Quietiapine, as I’ve said before, is an anti-psychotic, sometimes prescribed against anxiety. Did it work? Not really. It just slowed me down. Additionally, it made sure I would stay stuck in meltdowns for longer. That’s been the biggest gain: my recovery time has reduced significantly. I have more energy. In fact, I’ve been doing HIIT workouts, using my partner’s Insanity DVDs, for the past 11 days. I couldn’t have done that and not burn out before I reduced to 200.
I may not have the spoons to blog every week, so for the next ten weeks, I’ll be writing every two weeks. I hope you understand. I will also be giving another training, in mid-February, on a second week. I am really looking forward to that.
I may even manage to write! My ADHD-like issues have been flaring up recently. I’ve been struggling to focus on reading and writing, even letting my daybook writing slip. Not hearing back from agents, as much I realise they have significant backlogs, is still stressful and makes me doubt the quality of what I’ve written. But I can’t do anything about it. The book is pretty long and reading takes time. I just hope I hear something over the next month. At least the people who’ve read the book have loved it. It’s just those I haven’t heard from. It also won’t have helped that I’ve mostly sent it to other autistics, all of whom have some problems focusing for prolonged periods of time. But we’ll see.
Lastly, some links:
If you are on twitter, please take part in the Twitter storm with the hashtag #JusticeForOsimeBrown. Osime is currently in hospital due to heart problems flaring up over the past few days. He is asleep and slowly getting better. But his unfair imprisonment and still-pending deportation for a crime he didn’t commit have and continue to damage his health. Find out more about Osime, his mother Joan and how to support him here: https://linktr.ee/Justiceforosimebrown
In the meantime, Matthew Rushin is in the Covid ward of his prison, which he will be released from in March. Virginia Governor Northam may have commuted his sentence, but he is still in isolation and being punished for a crime he didn’t commit. Every continuing day is torture. Support his mom and help make sure this will never happen again: https://linktr.ee/justiceformatthewrushin
The Autistic Science Person blog is brilliant and deserves your attention. https://autisticscienceperson.com/
See you either next week or the week after, depending on how my brain is feeling.

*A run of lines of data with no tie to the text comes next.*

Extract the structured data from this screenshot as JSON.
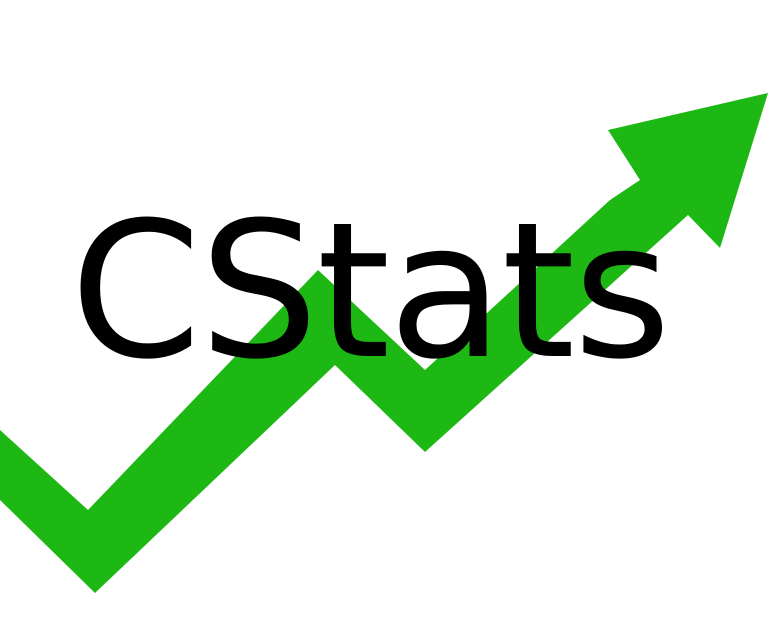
{
  "logo": {
    "text": "CStats",
    "icon": "trend-up-arrow-icon",
    "colors": {
      "arrow": "#1db814",
      "text": "#000000",
      "background": "#ffffff"
    }
  }
}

* When I was twenty, I was told to leave drama school and I dropped out of uni (I was doing both at the same time). I applied for every job going and was taken on at the Dutch Tax office in Utrecht for a two-week training course. It was a strange place, overwhelmingly white even for Holland, and when we were there, someone had staged a dirty protest in the hallway. You could smell it on the entire floor. In the end, I didn’t get the job. I was told – this is not a joke – that I was “too clever.” They didn’t mean it sarcastically. They genuinely meant I was too intelligent for that work. My friend told me that it was probably because I wasn’t racist (I mean I wasn’t, at least for Dutch standards. Like a lot of 20 year olds, I still had a lot of unpacking to do).